Негромкий выстрел - Иванов Егор (лучшие книги читать онлайн бесплатно .txt) 📗
Так же неожиданно, как и появился, Николай II вместе с великим князем в сопровождении Воейкова исчез из зала. Трапезная сразу же быстро стала пустеть.
…Наутро Рооп послал своего денщика за номером «Русского Инвалида», официальной военной газеты. На первой странице листка, в самом конце высочайшего указа о производстве военных чинов, набранная в спешке петитом, стояла строчка, которая свидетельствовала о том, что Николай II выиграл свое пари у Лукавого. Военный министр каким-то чудом успел исполнить каприз самодержца.
23. Германия — Италия, ноябрь 1912 года
В начале нашего века мало кто из досужих путешественников стремился в Италию летом. Летняя Италия оставалась целиком для итальянцев. Зато осенью и зимой Апеннинский полуостров переполнялся иностранцами, преимущественно знатью и богачами, подданными почти всех стран Европы. Большинство из них забивало собой гостиницы, пансионаты, частные дома, превращавшиеся на курортный сезон в мощный источник дохода для владельцев. Некоторые, особенно «русские князья и бояре», как их называли в Италии, приезжали целыми семьями, с чадами, наслаждаясь южными красотами в собственных дворцах либо арендуя роскошные особняки.
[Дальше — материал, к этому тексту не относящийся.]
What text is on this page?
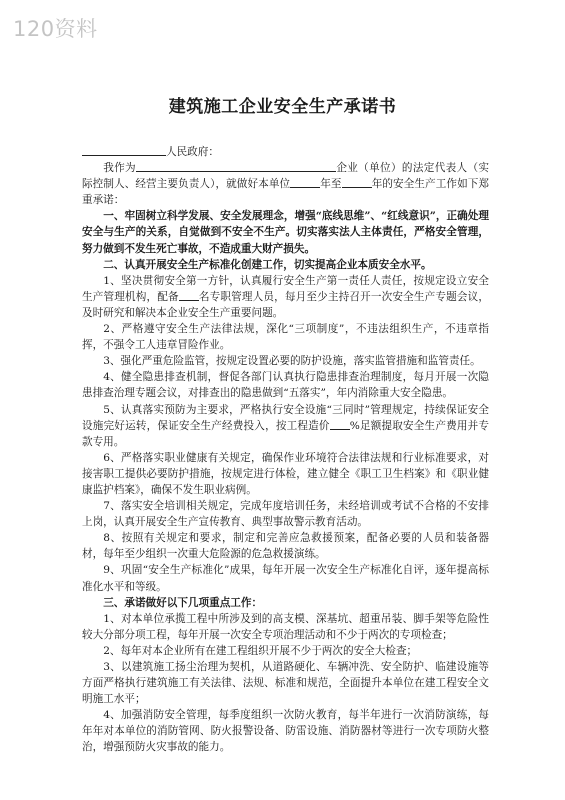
120资料
建筑施工企业安全生产承诺书

人民政府：

我作为	企业（单位）的法定代表人（实际控制人、经营主要负责人），就做好本单位	年至	年的安全生产工作如下郑重承诺：

一、牢固树立科学发展、安全发展理念，增强“底线思维”、“红线意识”，正确处理安全与生产的关系，自觉做到不安全不生产。切实落实法人主体责任，严格安全管理，努力做到不发生死亡事故，不造成重大财产损失。

二、认真开展安全生产标准化创建工作，切实提高企业本质安全水平。

1、坚决贯彻安全第一方针，认真履行安全生产第一责任人责任，按规定设立安全生产管理机构，配备 名专职管理人员，每月至少主持召开一次安全生产专题会议，及时研究和解决本企业安全生产重要问题。

2、严格遵守安全生产法律法规，深化“三项制度”，不违法组织生产，不违章指挥，不强令工人违章冒险作业。

3、强化严重危险监管，按规定设置必要的防护设施，落实监管措施和监管责任。

4、健全隐患排查机制，督促各部门认真执行隐患排查治理制度，每月开展一次隐患排查治理专题会议，对排查出的隐患做到“五落实”，年内消除重大安全隐患。

5、认真落实预防为主要求，严格执行安全设施“三同时”管理规定，持续保证安全设施完好运转，保证安全生产经费投入，按工程造价 %足额提取安全生产费用并专款专用。

6、严格落实职业健康有关规定，确保作业环境符合法律法规和行业标准要求，对接害职工提供必要防护措施，按规定进行体检，建立健全《职工卫生档案》和《职业健康监护档案》，确保不发生职业病例。

7、落实安全培训相关规定，完成年度培训任务，未经培训或考试不合格的不安排上岗，认真开展安全生产宣传教育、典型事故警示教育活动。

8、按照有关规定和要求，制定和完善应急救援预案，配备必要的人员和装备器材，每年至少组织一次重大危险源的危急救援演练。

9、巩固“安全生产标准化”成果，每年开展一次安全生产标准化自评，逐年提高标准化水平和等级。

三、承诺做好以下几项重点工作：

1、对本单位承揽工程中所涉及到的高支模、深基坑、超重吊装、脚手架等危险性较大分部分项工程，每年开展一次安全专项治理活动和不少于两次的专项检查；

2、每年对本企业所有在建工程组织开展不少于两次的安全大检查；

3、以建筑施工扬尘治理为契机，从道路硬化、车辆冲洗、安全防护、临建设施等方面严格执行建筑施工有关法律、法规、标准和规范，全面提升本单位在建工程安全文明施工水平；

4、加强消防安全管理，每季度组织一次防火教育，每半年进行一次消防演练，每年年对本单位的消防管网、防火报警设备、防雷设施、消防器材等进行一次专项防火整治，增强预防火灾事故的能力。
До начала «бархатного» периода гостиницы больших итальянских городов пустовали, богатые магазины не работали, нарядные экипажи почти не сновали по улицам.
Лишь осень с ее мягким средиземноморским теплом приносит оживление в здешнюю жизнь. Уставшие от всесжигающего летнего зноя и невыносимой яркости солнца, обыватели приоткрывают наконец жалюзи окон. Говор, крик, суета не смолкают на улице от раннего утра до позднего вечера, траттории переполнены почти круглые сутки — всякий мало-мальски имущий итальянец отводит душу за стаканом кьянти после вынужденного сидения все лето в самых тенистых уголках сада или глухих прохладных комнатах дома.
Вместе с состоятельными особами, съезжавшимися в Италию, ее города и музеи наполняли путешественники средней руки — художники, студенты, коммивояжеры, военные, отставные чиновники, больные легкими и ревматизмом со всей Европы — с туманного Альбиона, из княжеств Северной Германии, из полудикой, в представлении итальянцев, Скандинавии и особенно из сказочно далекой России.
Уже в свою первую заграничную командировку, когда Соколов в поощрение за высшие выпускные баллы в Академии Генерального штаба был отправлен на три месяца путешествовать по Европе, Италия как-то по-особому запечатлелась в памяти. Все здесь было внове, все в диковинку — и кажущаяся из-за присутствия толп туристов праздность, и беззаботное веселье, и крикливые, отчаянно жестикулирующие, доброжелательные люди. Впоследствии он весьма успешно научился использовать полуостров, назначая встречи своим европейским агентам в Милане, Венеции или Риме, где легко было потеряться в толпе туристов, праздных зевак, любителей латинских древностей. Вне всяких сомнений здесь действовала относительно беспечная контрразведка, которая физически не в состоянии была уследить за всеми иностранцами, а посему и не очень старалась.
Вот и теперь, получив через четвертые руки открытку с условным текстом из Праги, которая в почтовом конверте странствовала много дней по Европе и в конце концов из Голландии была отправлена в Петербург на имя оптового торговца колониальными товарами ван дер Ойла, русский разведчик отправился в Италию на тайное свидание со связником Филимона Стечишина.
На всякий случай Соколов ехал сюда кружным путем — пароходом от Гельсингфорса до Лондона, где оставил в сейфе военного агента свой русский заграничный паспорт и снабдился визитными карточками на совершенно интернациональное имя «Алекс Брок, коммерсант». Несколько деловых бумаг и писем на тоже имя лежало в его саквояже рядом с бельем, на котором были предусмотрительно вышиты инициалы «А.Б.».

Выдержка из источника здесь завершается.